FAIRBANKS (AP) -- Permits have been issued for the True North gold mine project, clearing the way to start construction of the project 30 miles north of Fairbanks.
The U.S. Army Corps of Engineers permits issued Wednesday go into effect immediately.
The permits were the last government approval that Fairbanks Gold Mining Inc. needed.
''We're very pleased for the company and for the community,'' Tom Irwin, general manager of Fairbanks Gold Mining, told the Fairbanks Daily News-Miner.
The first True North ore should be available to process by the end of March, according to a statement from the Toronto-based Kinross Gold Corp., parent company of Fairbanks Gold. True North will be in full production by the end of June, the statement said.
Fairbanks Gold wants to mine 180,000 ounces of gold a year over three years at True North. The mine will cost $25 million to construct and will employ 110 people. Fairbanks Gold plans to build a $1 million underpass of the Steese Highway to be used by ore trucks and mine employees.
Don Kohler, the Corps' chief of the North Section Regulatory Branch, said the Corps of Engineers issued the permits with five conditions:
-- Fairbanks Gold must use appropriate silt fences or hay bales in road con-struction to control erosion and runoff.
-- All drainage or diversion ditches that are not filled with large rocks must be stabilized and seeded within two years.
-- The section of the new access road that falls near the Cleary Summit and Skiland subdivision must be paved or chip-sealed for dust control.
-- The road sub-grade in areas of thaw or permafrost must be replaced to the depth of four feet with coarse, 2-inch or larger rock and a fabric to insulate the road.
-- Silt fences must be used in areas in thawed permafrost areas to minimize runoff.
Opponents of the mine could not be reached late Wednesday. In the past, True North area residents, the Northern Alaska Environmental Center and Neighbor-hood Mine Watch have objected to the project. They have said operations will disrupt businesses and interfere with daily living since 60-ton ore trucks will pass by four minutes apart, 24 hours a day, and lights will be in use.
Those issues are addressed in the state's permits, said Bob Loeffler, director of the Department of Natural Resources' Division of Mining, Land and Water.
The truck and mine noise levels are to be kept in check and will be monitored by a third party, Loeffler said.

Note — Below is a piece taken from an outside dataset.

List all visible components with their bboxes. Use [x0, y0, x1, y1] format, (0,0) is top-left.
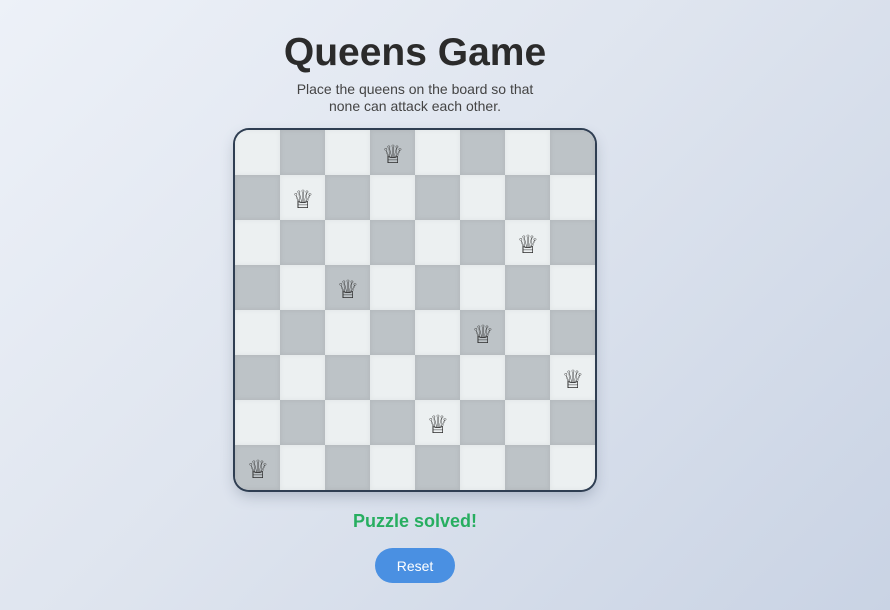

A person indoors should only hear noise equal to a whisper or the hum of a quiet refrigerator, he said. Maximum outdoor noise would be equal to typical conversational levels or a car driving by at 35 to 40 miles an hour at a distance of 200 feet, he said.
Opponents met earlier this week to discuss options that may include appealing to Superior Court. Under state law they have until Feb. 19 to appeal.